The fight slowly began not too long ago.  I became sick of listening, sick of wasting time.   I was noticing not only the way I was talking to myself, but also the way I was treating myself.  I was my own worst enemy...There are more things to be spending my time on...and better things to be listening too.  There is strength on the inside, happiness to be had.  It was time to engage in this battle. 

Step right up Maxine(my strong, confident alter ego) It is time to go to work.  It is time to come into the neighborhood, and put Mini me in her place.  I know I needed her.  Unfortunately, she had some things to learn... I had to supply her with some ammunition.  Maxine has been given little snip-its of ammo from time to time, only to be blasted by a much more powerful army of thoughts from Mini Me (She is so strong)

I attended a seminar, and a switch turned inside of me.  Hearing the stories of others, to realize we are not alone in our struggles...with our demons, with our voices, or our battles.  The stories we have lived, the stories we have told ourselves.  True or not, they are what we believe.  I have been learning that we have the power to CHANGE THEM!  We have a choice what to think, what to believe and what we say to ourselves.

Enter..Self-Talk...My husband comes home from a training...he brings home these downloads, and asks me to try them.  All you have to do is play them in the background when you are getting ready for work, cooking, eating...whenever.  Hmmm, sounds easy I think, and I would of course love to support him, right?  I don't have an agenda, I just do it.
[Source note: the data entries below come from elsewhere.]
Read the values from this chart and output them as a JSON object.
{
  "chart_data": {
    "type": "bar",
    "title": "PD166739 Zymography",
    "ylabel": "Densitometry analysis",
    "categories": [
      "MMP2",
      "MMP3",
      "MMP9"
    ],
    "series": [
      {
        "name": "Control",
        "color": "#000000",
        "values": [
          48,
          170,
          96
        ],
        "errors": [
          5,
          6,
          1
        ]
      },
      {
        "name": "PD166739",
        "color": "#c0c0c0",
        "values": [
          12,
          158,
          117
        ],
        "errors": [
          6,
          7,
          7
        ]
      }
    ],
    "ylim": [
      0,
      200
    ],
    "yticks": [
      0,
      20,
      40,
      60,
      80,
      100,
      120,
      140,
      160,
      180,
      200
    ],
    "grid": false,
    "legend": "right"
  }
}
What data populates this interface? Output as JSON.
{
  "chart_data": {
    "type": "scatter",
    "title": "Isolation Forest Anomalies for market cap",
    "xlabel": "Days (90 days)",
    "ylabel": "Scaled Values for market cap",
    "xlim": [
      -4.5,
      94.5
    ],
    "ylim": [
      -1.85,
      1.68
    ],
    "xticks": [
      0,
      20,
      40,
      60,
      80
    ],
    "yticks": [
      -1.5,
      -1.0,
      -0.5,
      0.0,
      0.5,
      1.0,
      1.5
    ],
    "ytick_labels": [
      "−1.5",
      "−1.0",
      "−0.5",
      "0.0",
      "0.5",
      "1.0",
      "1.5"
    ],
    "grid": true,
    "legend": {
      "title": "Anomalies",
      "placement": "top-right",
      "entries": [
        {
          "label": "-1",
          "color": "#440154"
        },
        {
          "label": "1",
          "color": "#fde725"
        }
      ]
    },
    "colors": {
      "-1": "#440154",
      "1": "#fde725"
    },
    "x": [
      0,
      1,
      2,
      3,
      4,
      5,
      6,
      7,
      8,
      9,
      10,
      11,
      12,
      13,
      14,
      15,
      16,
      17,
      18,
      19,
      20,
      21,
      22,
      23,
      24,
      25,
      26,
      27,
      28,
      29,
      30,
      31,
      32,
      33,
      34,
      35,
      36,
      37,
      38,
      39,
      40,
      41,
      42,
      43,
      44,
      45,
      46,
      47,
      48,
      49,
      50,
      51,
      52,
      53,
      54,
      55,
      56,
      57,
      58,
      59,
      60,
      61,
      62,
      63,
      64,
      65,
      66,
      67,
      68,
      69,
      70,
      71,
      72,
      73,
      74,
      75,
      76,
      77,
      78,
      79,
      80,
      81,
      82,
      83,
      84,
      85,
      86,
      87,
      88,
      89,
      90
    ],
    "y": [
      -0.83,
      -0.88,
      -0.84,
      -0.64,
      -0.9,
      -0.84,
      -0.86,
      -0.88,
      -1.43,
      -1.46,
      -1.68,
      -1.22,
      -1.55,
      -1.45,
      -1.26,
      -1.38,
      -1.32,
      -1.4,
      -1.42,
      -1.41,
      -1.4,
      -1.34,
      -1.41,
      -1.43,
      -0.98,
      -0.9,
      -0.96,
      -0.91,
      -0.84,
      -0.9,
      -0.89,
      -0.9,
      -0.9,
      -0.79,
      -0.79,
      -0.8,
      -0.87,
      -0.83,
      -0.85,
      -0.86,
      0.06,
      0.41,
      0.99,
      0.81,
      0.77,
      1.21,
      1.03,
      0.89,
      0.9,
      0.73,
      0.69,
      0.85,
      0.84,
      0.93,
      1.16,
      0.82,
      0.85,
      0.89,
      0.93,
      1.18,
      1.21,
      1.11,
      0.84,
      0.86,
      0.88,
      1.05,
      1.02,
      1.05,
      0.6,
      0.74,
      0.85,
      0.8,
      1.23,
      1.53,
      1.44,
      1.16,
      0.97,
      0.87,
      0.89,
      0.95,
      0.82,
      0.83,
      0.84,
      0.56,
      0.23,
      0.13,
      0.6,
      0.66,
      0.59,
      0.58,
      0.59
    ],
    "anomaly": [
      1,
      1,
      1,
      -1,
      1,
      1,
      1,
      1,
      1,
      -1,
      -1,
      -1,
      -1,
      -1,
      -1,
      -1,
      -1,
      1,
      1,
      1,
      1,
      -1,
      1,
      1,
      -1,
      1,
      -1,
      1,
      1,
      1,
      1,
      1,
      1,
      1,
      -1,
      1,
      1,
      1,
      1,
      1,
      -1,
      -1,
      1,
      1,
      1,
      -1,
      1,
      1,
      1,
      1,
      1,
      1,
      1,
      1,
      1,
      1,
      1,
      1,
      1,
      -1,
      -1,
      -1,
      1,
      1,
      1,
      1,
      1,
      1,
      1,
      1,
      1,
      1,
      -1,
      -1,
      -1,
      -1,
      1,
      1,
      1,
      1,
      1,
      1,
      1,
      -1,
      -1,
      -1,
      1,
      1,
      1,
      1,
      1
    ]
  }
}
Within a couple weeks, I notice things changing.  My Maxine gets information, ammunition, new words, new thoughts.  It was like I was taking her to the gym every day and she was getting stronger and stronger.  Mini has gotten tired fighting this new, strong, and educated Maxine.  Maxine has won a few rounds, and is getting energized.  The tired and defeated Mini me is hanging out on the couch, sleeping... 

This self talk has given me hope, power, and independence from my badgering mini me. I am thankful for my husband for helping me with the journey...that I will continue.  If you would like to find out more about this great ammunition watch for the Self-Talk Seminar we are holding at Center Point Church in Concord on April 11 at 1:45pm, or message me.

Give your Maxine a fighting chance.  She is capable of acceptance, joy, happiness, confidence and self-esteem.